İNCELEME VE GEREKÇE :
Bölge idare mahkemelerinin nihai kararlarının temyizen bozulması, 2577 sayılı İdari Yargılama Usulü Kanunu’nun 49. maddesinde yer alan sebeplerden birinin varlığı hâlinde mümkündür.
Temyizen incelenen karar usul ve hukuka uygun olup, dilekçede ileri sürülen temyiz nedenleri kararın bozulmasını gerektirecek nitelikte görülmemiştir.

KARAR SONUCU :
Açıklanan nedenlerle;
1. Temyiz isteminin reddine,
2. Temyize konu … Bölge İdare Mahkemesi … Vergi Dava Dairesinin … tarih ve E:…, K:… sayılı kararının ONANMASINA,
3. Temyiz giderlerinin istemde bulunan üzerinde bırakılmasına,
4. 2577 sayılı İdari Yargılama Usulü Kanunu’nun 50. maddesi uyarınca, kararın taraflara tebliğini ve bir örneğinin de Vergi Dava Dairesine gönderilmesini teminen dosyanın Vergi Mahkemesine gönderilmesine, 09/02/2023 tarihinde oyçokluğuyla karar verildi.

(X) KARŞI OY :
213 sayılı Kanun’un mükerrer 355. maddesinin 4. fıkrasında, tahsilat ve ödemelerini banka, benzeri finans kurumları veya posta idarelerince düzenlenen belgelerle tevsik etme zorunluluğuna uymayan mükelleflere, her bir işlem için bu maddeye göre uygulanan cezalardan az olmamak üzere işleme konu tutarın % 5’i nispetinde özel usulsüzlük cezası kesileceği kuralı bağlanmıştır.
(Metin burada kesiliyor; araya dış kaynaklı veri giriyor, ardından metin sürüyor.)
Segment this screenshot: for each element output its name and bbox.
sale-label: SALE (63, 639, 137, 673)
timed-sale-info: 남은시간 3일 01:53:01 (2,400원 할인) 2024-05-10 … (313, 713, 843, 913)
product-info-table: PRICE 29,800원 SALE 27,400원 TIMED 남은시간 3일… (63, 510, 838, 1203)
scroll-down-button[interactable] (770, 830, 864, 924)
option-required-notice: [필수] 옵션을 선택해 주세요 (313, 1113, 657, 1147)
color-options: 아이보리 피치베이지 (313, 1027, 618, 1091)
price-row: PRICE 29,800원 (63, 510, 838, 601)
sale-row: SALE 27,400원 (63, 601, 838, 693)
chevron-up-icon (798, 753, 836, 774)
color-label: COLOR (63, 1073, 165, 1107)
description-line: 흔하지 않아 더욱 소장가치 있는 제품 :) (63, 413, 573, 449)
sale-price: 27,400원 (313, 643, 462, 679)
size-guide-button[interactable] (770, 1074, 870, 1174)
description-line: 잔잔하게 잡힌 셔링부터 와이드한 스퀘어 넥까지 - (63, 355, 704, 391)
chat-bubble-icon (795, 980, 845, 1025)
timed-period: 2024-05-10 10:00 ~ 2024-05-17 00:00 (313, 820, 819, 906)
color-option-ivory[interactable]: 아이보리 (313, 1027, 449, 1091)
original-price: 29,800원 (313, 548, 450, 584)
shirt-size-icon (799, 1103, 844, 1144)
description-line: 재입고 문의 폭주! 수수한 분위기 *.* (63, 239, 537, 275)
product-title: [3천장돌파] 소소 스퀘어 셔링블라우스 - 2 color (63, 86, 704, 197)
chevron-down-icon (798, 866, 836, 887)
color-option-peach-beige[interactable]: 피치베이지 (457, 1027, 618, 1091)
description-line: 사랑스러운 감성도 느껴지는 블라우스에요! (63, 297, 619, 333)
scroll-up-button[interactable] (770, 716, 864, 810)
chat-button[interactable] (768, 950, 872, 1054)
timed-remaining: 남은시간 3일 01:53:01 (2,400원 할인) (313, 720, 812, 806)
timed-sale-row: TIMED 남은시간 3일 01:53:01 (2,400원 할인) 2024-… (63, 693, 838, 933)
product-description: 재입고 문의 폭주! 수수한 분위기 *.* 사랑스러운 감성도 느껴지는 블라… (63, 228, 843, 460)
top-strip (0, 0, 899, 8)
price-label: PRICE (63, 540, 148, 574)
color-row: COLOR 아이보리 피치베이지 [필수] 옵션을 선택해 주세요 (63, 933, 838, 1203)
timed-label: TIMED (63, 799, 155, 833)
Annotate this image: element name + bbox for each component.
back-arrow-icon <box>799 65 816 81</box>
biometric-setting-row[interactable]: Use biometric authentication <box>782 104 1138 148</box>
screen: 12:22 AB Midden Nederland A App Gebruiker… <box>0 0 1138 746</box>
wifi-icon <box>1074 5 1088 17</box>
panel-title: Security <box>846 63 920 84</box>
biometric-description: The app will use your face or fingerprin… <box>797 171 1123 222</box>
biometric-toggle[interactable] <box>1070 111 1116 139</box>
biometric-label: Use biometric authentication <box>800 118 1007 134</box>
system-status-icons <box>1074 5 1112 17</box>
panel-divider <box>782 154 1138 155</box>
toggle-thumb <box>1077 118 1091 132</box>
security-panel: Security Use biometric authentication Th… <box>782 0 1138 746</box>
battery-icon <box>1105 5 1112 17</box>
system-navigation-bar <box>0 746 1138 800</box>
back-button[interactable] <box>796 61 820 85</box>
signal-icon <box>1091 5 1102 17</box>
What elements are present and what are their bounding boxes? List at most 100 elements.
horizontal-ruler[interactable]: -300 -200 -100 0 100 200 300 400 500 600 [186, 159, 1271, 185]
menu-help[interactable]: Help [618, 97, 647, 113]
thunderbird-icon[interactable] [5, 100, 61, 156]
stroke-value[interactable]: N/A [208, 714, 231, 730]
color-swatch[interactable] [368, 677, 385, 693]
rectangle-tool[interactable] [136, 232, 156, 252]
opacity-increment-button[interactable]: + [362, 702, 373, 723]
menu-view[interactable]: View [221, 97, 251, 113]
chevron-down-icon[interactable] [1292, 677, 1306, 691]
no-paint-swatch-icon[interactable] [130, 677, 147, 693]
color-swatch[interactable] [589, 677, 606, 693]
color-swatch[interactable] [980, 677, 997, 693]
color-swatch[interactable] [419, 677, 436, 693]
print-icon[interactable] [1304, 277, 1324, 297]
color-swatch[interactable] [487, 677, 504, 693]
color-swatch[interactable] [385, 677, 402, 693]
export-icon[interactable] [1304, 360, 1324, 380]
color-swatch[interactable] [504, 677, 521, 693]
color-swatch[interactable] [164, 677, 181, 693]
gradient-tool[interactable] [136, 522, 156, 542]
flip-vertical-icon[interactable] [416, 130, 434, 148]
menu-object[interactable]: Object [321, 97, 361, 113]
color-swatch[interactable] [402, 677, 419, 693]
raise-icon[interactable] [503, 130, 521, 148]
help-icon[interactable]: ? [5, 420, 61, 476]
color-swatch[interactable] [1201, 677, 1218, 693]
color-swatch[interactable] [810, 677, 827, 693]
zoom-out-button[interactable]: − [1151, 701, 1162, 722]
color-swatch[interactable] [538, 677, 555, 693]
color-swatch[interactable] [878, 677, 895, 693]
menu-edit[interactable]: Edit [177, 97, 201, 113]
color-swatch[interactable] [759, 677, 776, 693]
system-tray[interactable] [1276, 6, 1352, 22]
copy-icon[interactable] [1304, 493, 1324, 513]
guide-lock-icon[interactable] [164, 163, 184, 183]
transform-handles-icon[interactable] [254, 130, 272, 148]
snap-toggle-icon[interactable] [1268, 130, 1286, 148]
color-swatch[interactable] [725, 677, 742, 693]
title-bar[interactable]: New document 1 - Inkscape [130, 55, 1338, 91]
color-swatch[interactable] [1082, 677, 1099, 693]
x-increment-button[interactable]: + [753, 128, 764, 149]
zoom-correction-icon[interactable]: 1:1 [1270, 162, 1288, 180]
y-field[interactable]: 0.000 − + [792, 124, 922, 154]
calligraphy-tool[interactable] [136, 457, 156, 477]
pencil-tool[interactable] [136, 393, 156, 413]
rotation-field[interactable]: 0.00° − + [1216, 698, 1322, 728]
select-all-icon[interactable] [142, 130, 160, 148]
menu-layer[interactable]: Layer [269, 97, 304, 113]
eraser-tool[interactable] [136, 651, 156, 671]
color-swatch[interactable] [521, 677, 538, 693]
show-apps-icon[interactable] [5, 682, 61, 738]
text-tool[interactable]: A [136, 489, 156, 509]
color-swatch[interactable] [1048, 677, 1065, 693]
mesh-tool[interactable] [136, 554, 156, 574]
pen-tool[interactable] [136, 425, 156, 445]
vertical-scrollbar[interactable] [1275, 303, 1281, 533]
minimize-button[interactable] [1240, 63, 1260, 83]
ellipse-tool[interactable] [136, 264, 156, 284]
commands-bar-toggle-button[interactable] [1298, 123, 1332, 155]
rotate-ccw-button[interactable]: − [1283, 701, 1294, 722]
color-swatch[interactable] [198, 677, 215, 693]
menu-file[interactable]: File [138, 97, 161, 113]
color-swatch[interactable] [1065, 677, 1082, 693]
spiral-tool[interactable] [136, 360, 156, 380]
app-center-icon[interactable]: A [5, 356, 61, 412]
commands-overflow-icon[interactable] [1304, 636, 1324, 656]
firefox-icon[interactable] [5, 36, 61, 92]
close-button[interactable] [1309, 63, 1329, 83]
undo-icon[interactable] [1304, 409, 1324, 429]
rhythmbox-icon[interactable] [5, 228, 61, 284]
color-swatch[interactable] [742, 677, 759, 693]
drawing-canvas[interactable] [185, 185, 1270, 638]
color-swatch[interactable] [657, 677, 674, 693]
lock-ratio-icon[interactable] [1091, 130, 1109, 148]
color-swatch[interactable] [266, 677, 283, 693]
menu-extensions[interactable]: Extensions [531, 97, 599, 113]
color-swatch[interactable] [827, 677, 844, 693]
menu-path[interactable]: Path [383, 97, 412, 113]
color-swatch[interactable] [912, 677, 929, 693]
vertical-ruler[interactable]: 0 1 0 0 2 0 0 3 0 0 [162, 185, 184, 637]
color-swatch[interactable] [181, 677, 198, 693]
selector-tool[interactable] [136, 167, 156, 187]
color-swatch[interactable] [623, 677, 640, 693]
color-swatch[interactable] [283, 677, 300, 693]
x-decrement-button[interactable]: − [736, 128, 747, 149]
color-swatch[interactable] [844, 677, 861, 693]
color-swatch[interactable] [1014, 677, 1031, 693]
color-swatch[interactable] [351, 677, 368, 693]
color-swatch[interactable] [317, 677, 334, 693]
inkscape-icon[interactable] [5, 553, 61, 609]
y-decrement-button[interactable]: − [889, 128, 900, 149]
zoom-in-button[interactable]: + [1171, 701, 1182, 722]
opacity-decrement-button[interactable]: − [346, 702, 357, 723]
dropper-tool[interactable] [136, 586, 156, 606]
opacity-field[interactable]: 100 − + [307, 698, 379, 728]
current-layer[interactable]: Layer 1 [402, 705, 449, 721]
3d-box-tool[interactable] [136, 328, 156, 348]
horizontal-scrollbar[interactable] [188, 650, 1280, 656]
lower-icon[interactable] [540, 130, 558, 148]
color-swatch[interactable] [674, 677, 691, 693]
Öte yandan tevsik zorunluluğunun amacı 310 sıra nolu Vergi Usul Kanunu Genel Tebliğinde “……. Ticari işlemler ve finansal hareketlerin taraflarının izlenmesi ve vergiyi doğuran olayların mali kurumların kayıt ve belgeleri yardımıyla tespit edilmesi …….” olarak açıklanmış ve Mali İdare’de belli tutar üzerindeki tahsilat ve ödemeleri kontrol altında tutarak, ticari işlemler ve finansal hareketlere taraf olanları izleyerek, vergilendirmeyi ilgilendiren mali olayları, kurumların kayıt ve belgeleri yardımıyla tespite çalışmaktadır. Böylece kayıt dışı işlemlerin kayıt ıaltına alınması, para hareketlerinin kontrolü ile denetlenebilir kılınmıştır.
Uyuşmazlıkta, ihtilaflı dönemde yapılan bir kısım alışlar sahte belgeye dayandırılsa da, sahte olduğu belirtilen faturalar içeriği emtiaların gerçekte alındığı ancak ödemelerin banka ve finans kurumları aracılığıyla gerçekleştirildiğine ilişkin davacı mükellefçe somut bilgi ve belgenin sunulmadığı anlaşılmakla kesilen özel usulsüzlük cezasında hukuka aykırılık bulunmadığı sonucuna ulaşıldığından, Vergi Dava Dairesi kararının mükerrer 355. maddesi uyarınca kesilen özel usulsüzlük cezası yönünden davanın kabulüne ilişkin hüküm fıkrasının bozulması gerektiği görüşüyle, Daire kararına kısmen katılmıyorum.